Health

Hospitals are at the center of the health data revolution

The evolving COVID-19 pandemic is forcing healthcare systems to seek new ways to meet the needs of affected patients with greater speed, flexibility and efficiency than ever before. While cutting-edge data analysis techniques are available that can provide healthcare professionals with the tools they need to quickly answer urgent medical questions, they depend on large-scale access to real data. Hospitals and health systems play an important role in providing the data pool needed to realize their full potential in this health data revolution.

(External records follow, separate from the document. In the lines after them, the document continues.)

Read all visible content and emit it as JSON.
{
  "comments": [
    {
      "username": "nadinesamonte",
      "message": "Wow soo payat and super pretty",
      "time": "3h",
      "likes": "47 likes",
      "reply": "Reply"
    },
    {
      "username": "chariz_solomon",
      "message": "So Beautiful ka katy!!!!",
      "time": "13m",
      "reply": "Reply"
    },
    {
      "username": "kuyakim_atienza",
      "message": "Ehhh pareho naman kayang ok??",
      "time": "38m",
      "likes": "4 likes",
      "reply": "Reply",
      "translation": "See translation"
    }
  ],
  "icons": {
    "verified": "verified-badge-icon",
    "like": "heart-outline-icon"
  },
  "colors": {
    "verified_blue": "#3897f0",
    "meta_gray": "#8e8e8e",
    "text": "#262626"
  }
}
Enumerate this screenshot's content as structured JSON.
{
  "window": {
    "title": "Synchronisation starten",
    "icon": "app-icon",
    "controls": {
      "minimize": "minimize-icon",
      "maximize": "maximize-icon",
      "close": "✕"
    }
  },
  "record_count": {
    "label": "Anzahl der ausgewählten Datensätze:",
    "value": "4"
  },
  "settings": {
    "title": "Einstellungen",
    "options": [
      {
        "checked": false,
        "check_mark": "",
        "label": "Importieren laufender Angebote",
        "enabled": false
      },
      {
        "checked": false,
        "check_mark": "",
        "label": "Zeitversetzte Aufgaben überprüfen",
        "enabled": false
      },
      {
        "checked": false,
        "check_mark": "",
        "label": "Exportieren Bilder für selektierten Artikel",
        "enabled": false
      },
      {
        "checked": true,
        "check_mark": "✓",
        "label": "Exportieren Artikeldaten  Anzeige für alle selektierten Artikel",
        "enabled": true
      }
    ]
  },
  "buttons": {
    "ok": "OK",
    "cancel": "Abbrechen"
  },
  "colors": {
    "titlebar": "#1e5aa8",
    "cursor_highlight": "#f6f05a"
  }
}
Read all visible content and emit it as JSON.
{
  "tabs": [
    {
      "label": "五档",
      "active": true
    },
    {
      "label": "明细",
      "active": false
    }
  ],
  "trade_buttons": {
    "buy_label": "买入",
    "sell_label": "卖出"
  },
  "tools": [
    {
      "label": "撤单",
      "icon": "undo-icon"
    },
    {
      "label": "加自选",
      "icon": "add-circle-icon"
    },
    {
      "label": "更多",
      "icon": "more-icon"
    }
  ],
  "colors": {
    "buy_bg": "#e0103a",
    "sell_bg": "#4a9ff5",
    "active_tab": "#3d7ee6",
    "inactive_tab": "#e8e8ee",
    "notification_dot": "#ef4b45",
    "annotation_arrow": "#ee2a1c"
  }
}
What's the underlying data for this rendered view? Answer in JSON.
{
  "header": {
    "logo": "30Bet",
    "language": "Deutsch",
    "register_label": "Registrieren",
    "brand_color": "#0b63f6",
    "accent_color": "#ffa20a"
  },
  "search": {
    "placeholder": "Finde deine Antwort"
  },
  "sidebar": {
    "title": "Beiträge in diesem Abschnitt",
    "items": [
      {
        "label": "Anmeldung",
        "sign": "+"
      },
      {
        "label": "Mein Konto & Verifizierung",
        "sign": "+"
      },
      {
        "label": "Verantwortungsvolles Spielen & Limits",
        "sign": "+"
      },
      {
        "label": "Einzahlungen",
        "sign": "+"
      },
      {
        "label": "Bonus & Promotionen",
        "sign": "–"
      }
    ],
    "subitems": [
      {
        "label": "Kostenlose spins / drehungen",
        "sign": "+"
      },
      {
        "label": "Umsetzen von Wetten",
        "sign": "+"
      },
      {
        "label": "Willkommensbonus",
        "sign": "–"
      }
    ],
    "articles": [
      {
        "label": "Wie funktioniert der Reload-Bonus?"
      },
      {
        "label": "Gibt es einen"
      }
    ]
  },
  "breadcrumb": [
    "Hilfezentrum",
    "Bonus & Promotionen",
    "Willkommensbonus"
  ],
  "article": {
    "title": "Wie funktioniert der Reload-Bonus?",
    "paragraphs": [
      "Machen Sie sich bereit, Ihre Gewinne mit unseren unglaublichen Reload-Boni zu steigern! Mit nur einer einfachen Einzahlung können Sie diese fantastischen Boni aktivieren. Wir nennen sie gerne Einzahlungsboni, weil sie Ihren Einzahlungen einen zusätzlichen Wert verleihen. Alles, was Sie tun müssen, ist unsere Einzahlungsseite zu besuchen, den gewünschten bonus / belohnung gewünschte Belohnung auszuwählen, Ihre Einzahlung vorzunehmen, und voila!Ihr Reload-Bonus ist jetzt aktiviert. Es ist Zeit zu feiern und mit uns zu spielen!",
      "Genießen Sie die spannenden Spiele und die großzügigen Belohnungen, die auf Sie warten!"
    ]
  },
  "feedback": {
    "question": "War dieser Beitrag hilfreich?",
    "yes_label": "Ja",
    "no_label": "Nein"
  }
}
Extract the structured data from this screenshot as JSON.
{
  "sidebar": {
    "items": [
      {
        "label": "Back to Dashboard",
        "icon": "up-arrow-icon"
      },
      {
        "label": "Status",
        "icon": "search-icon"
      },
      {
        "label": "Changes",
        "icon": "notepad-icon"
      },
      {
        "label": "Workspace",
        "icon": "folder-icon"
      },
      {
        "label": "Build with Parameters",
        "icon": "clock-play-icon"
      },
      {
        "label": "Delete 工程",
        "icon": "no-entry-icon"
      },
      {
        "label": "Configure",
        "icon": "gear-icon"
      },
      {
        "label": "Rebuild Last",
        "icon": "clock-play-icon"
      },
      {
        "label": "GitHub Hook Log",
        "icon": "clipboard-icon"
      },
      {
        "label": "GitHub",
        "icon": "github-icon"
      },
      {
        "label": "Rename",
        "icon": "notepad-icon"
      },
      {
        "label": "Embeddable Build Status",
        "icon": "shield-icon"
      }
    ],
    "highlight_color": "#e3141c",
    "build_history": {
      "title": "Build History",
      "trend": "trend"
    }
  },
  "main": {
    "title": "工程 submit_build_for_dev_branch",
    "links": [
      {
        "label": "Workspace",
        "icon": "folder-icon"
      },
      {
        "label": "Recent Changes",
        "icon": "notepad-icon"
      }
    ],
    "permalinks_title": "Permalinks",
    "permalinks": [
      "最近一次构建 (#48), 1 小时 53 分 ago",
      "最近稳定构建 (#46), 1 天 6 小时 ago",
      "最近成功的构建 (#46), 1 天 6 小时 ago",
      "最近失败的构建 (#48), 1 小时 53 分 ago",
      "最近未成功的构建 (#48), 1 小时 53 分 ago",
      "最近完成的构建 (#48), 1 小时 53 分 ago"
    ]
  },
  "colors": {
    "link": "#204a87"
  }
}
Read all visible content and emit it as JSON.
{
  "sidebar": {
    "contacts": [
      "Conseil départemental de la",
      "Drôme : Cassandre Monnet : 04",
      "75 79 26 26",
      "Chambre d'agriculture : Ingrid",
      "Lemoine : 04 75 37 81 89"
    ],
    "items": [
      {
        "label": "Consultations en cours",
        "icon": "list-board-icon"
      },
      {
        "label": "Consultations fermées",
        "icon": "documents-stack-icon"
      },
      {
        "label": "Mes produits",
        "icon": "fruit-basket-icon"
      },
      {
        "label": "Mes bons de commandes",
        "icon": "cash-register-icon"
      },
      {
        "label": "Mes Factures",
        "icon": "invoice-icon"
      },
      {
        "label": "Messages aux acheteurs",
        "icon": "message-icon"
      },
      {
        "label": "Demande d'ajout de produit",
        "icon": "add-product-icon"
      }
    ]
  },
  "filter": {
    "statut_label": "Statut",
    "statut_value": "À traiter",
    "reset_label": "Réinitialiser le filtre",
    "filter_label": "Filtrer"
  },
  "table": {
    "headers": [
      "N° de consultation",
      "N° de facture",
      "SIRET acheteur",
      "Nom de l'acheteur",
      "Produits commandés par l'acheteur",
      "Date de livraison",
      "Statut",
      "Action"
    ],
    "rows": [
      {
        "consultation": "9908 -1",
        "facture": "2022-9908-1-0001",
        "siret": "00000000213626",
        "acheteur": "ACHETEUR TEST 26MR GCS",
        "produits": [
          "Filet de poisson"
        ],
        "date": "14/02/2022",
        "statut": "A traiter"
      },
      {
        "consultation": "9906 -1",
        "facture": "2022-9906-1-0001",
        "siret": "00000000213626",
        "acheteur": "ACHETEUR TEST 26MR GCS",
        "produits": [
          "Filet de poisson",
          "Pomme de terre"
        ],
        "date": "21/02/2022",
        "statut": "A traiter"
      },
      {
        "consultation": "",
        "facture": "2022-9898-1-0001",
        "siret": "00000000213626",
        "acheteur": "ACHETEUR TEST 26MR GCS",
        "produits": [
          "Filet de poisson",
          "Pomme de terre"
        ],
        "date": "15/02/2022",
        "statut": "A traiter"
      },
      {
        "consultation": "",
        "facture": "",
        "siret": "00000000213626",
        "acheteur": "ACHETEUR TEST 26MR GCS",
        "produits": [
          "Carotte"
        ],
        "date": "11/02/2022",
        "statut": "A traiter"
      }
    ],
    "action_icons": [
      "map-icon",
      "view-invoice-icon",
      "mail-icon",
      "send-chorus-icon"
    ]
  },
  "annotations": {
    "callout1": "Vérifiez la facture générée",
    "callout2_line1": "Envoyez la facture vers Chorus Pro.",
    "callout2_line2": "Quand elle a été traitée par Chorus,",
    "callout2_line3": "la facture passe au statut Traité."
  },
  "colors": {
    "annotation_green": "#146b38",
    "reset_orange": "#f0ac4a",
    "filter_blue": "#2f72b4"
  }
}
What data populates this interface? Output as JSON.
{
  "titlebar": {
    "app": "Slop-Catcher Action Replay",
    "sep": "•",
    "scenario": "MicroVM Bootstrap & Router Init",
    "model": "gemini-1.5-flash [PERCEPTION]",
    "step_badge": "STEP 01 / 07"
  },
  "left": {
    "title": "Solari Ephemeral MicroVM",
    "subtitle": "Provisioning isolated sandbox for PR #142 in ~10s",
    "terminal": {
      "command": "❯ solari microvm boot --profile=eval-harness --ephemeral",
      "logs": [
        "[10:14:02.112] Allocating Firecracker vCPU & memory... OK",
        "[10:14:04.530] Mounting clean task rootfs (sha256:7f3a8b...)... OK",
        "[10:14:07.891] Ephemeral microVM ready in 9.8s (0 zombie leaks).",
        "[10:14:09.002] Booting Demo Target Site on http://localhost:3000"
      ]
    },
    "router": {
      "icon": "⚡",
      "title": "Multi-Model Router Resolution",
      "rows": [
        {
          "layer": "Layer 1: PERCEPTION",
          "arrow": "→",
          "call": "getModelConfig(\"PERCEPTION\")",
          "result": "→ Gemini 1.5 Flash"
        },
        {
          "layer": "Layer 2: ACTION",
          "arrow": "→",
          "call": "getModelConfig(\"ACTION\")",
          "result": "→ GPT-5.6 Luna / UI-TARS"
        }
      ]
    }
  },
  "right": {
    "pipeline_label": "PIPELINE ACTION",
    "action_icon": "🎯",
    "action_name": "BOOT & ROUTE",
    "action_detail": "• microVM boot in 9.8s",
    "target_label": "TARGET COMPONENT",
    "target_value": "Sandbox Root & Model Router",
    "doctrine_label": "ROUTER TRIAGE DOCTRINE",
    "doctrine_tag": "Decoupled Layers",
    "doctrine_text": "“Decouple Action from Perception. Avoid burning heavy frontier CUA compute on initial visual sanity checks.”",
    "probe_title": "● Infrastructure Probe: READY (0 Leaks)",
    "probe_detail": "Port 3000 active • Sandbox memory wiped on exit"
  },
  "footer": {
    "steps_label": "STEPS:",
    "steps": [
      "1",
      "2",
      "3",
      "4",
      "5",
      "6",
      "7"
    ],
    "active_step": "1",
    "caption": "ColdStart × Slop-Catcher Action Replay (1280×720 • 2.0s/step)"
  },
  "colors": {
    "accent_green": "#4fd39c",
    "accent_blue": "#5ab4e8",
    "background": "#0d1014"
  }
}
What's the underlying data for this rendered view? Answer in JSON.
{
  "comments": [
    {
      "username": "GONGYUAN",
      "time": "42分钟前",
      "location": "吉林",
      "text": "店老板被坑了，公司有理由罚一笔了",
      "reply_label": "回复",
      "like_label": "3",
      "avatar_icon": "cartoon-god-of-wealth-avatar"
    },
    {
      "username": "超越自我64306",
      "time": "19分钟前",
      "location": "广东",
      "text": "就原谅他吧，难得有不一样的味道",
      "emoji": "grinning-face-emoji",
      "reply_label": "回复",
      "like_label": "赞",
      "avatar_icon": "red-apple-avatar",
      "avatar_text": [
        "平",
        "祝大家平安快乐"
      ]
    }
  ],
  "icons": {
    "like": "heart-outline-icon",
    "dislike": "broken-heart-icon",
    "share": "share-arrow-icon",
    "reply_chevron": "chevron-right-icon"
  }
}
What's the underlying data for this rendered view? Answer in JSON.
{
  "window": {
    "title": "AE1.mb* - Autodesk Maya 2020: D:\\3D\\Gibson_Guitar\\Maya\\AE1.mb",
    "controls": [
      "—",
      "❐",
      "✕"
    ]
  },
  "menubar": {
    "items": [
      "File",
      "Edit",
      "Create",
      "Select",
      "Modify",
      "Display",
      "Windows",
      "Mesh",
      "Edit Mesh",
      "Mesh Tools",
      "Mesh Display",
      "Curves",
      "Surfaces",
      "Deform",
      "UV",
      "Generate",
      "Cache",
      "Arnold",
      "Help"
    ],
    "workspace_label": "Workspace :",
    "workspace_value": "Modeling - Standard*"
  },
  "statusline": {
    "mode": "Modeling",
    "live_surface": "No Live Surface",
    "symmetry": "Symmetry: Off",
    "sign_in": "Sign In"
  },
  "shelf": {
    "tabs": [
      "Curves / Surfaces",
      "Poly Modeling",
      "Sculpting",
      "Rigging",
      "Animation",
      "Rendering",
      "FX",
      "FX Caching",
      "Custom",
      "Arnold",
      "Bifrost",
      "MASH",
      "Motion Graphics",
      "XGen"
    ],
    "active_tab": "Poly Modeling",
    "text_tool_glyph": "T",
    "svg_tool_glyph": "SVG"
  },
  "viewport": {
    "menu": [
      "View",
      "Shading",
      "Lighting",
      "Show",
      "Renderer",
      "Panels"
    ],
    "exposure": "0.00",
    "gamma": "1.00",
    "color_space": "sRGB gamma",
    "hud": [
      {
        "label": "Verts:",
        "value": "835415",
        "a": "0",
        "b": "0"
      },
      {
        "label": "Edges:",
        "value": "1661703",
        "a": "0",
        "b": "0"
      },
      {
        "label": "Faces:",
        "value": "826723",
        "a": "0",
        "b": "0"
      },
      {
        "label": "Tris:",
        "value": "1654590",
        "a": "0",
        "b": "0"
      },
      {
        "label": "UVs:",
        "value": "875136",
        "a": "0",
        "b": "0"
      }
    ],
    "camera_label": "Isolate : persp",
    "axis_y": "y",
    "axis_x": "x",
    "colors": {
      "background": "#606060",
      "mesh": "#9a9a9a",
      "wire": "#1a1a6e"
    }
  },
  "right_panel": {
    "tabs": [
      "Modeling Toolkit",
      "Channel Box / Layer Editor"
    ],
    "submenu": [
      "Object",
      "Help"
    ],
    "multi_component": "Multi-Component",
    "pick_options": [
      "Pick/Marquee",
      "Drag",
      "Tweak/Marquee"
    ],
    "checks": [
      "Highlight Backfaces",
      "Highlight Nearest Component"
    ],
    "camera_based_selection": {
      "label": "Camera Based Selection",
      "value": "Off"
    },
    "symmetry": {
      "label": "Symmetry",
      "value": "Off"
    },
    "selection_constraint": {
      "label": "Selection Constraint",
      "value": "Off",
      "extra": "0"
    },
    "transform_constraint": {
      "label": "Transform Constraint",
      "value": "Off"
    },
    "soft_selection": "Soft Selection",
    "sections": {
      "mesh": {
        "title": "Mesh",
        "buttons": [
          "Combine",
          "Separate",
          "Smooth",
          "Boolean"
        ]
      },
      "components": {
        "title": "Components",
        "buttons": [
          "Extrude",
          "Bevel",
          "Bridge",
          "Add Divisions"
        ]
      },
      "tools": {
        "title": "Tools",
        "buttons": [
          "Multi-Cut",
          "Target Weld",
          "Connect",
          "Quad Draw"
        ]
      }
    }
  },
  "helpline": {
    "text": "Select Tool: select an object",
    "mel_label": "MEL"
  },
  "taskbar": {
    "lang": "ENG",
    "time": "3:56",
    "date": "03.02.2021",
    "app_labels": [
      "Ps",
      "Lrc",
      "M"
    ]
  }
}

Thanks to advances in machine learning, we can now analyze millions of medical cases in minutes. Five years ago, such speed was unthinkable. Hospital systems across the country, including MedStar Health where I work, are beginning to responsibly share large repositories of anonymized patient data, fueling this faster, more representative array of medical research. We are committed to using aggregated, anonymized patient data in the public interest to provide quick and accurate answers to our most pressing medical questions.

Currently, 20 health systems across the country are pooling their resources to apply information gained from interactions with doctors, laboratories and medical equipment. But we need to engage more hospitals to further uncover the promise of more accurate data to improve patient care and find faster treatments. The benefits of combining large, generalizable datasets are endless. Here are three to keep in mind.

First, we now have the ability to find trends and connect information from seemingly disparate cases using advanced analytics, artificial intelligence (AI), and machine learning. Connecting these critical points provides greater diagnostic accuracy or new insights into how a treatment or clinical practice works in the real world. For example, recent research have shown that artificially assessed ultrasound images of the heart can predict mortality in COVID-19 patients, even when the same image, as interpreted by a human medical expert, cannot.

Second, scalable data platforms offer clinicians and researchers a speed advantage. If we have enough aggregated data at hand, we can reduce the time it takes to address emerging and urgent health issues as they arise. Consider halting deployment of the COVID-19 vaccine earlier this year due to concerns about rare side effects. With the right dataset across multiple health systems, we could analyze the anonymized medical records of all those vaccinated in less than a day and identify possible causes quickly and efficiently.

Finally, large datasets allow us to incorporate anonymized patient data from different communities, geographic regions, and races. Clinical trials are notorious for not having enough participants from under-represented communities. Medical research from real-world datasets is far more likely to effectively represent our communities on a wide national scale than ever before. Research based on data from different communities can accelerate our understanding of how social determinants can affect health.

Researchers like me are genuinely excited about advances in health data science and the role that academic health systems can play in improving the health of everyone. Machine learning has shifted the focus of our research away from “how do we get the data we need?” to “what questions can we ask about this data today?” That’s why MedStar recently joined along with other healthcare systems as part of Truveta, the company helping to bring this medical data revolution to life. Participating health systems ensure proper and ethical use of data.

Data in healthcare is too fragmented, incomplete, or scattered across disparate systems due to limitations in how electronic health records are shared and work together. As healthcare professionals, we understand that the public is concerned about how their personal medical data is processed. However, healthcare systems have a long history and a good track record of being responsible custodians of this data, backed up by laws that carry severe penalties if violated. We are uniquely placed to ensure that patient data is protected and used for legitimate academic purposes only.

Together, we can apply this approach to implementing data science to not only optimize our approach to meet the current needs of our patients, but also change the future of medicine. Healthcare executives should start conversations with their chief technologists and data scientists and explore the possibilities of how their systems can partner with other organizations to uncover the promise of this evolving health data revolution.